En resumen, manejando unas cuantas ideas, como son, la propagación en línea recta de la luz, la composición de la materia por partículas cargadas, la polarización de la materia por sus interacciones eléctricas con la luz, las leyes de la electrostática, la relación entre intensidad y campo en una onda y la consistencia dimensional de las ecuaciones de la física nos ha permitido explicar los eclipses, el origen de la luz, el color del cielo, el color de los atardeceres y la luna de sangre.

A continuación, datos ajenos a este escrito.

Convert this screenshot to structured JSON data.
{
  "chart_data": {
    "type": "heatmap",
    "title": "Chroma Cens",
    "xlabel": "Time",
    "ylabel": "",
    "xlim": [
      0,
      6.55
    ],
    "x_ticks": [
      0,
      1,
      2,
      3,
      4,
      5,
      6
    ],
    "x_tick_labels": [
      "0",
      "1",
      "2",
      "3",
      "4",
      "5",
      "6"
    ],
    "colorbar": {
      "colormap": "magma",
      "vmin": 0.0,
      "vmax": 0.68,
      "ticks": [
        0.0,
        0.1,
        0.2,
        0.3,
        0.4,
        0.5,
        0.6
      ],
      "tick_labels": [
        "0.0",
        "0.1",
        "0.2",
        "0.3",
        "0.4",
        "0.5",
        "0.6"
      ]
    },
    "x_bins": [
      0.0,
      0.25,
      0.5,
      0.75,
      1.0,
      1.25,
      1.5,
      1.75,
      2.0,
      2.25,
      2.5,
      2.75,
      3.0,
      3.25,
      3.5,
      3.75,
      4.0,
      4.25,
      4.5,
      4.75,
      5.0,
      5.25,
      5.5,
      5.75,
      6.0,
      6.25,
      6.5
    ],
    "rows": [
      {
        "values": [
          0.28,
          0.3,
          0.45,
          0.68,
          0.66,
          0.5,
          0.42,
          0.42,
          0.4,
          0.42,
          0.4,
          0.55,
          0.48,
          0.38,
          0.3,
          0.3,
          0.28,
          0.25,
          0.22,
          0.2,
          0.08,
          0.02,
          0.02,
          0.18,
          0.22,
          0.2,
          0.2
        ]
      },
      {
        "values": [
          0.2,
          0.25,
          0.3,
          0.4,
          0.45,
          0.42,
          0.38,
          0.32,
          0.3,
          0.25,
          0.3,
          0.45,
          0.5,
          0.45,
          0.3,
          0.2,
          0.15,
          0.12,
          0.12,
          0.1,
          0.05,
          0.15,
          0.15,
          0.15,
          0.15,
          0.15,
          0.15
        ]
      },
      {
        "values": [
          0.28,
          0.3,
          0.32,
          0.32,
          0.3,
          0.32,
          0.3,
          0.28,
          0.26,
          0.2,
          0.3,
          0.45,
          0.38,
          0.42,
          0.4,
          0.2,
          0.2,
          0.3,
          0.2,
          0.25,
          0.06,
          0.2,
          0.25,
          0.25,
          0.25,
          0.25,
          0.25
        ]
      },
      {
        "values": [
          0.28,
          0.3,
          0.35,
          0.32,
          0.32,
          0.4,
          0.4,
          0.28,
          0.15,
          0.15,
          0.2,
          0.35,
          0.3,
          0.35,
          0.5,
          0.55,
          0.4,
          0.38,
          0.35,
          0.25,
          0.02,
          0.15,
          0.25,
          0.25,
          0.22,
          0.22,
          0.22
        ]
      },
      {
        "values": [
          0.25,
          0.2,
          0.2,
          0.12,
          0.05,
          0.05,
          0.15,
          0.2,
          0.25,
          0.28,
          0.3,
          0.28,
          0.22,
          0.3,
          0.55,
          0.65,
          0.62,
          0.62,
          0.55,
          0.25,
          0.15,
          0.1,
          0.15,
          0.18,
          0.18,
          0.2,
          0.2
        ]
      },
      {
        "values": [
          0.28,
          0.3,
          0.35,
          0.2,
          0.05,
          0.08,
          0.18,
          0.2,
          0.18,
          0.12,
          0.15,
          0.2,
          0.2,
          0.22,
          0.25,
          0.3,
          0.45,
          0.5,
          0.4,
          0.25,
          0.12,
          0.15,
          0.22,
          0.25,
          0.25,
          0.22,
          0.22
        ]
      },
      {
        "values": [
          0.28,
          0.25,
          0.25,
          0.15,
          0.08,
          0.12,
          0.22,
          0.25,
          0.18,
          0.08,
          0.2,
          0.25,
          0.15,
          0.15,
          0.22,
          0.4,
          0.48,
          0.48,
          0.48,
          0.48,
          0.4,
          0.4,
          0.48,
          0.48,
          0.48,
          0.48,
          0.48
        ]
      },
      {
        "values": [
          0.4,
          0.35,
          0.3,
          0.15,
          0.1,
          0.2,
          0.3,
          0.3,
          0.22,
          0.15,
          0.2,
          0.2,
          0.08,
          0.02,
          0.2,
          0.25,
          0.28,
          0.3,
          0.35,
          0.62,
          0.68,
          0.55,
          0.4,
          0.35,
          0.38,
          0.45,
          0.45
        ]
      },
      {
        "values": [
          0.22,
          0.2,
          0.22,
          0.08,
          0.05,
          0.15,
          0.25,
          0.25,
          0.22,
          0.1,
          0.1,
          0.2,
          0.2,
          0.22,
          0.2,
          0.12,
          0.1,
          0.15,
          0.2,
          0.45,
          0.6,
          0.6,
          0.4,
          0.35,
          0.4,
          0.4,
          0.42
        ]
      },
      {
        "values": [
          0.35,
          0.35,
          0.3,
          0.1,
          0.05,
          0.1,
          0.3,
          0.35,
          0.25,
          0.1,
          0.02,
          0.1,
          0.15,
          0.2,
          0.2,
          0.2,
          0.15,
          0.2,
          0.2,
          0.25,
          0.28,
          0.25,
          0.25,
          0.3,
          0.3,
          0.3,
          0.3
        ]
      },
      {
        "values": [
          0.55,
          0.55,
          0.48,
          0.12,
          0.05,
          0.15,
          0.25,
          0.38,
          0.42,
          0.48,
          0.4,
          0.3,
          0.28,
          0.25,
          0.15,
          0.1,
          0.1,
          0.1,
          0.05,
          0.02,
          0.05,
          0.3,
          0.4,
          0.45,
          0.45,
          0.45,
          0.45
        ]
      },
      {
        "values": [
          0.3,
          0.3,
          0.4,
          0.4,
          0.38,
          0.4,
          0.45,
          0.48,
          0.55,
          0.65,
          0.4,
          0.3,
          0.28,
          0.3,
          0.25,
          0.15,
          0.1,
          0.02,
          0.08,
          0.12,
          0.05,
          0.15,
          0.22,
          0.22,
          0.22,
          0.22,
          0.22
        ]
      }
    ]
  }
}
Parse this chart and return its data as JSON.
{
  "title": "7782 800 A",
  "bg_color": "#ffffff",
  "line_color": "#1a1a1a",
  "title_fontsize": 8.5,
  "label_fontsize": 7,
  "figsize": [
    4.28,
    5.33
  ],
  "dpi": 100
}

Agradezco el apoyo de DGAPA-UNAM bajo el proyecto IN111119.

Esta columna se prepara y edita semana con semana, en conjunto con investigadores morelenses convencidos del valor del conocimiento científico para el desarrollo social y económico de Morelos. Desde la Academia de Ciencias de Morelos externamos nuestra preocupación por el vacío que genera la extinción de la Secretaría de Innovación, Ciencia y Tecnología dentro del ecosistema de innovación estatal que se debilita sin la participación del Gobierno del Estado.

Referencias

1 Lunar eclipse – Wikipedia https://bit.ly/2MAFJ21

2 Rayleigh scattering – Wikipedia, https://bit.ly/2FR8neD .

3 Dipole – Wikipedia https://bit.ly/2B6FDul

Notas

Curiosamente, la luna es mucho más brillante cuando está llena que cuando está casi llena, debido a un fenómeno llamado localización débil.

Una peculiaridad del eclipse de 2019-01-20 es que la Luna se hallaba en su perigeo, el punto de su órbita más cercano a la Tierra.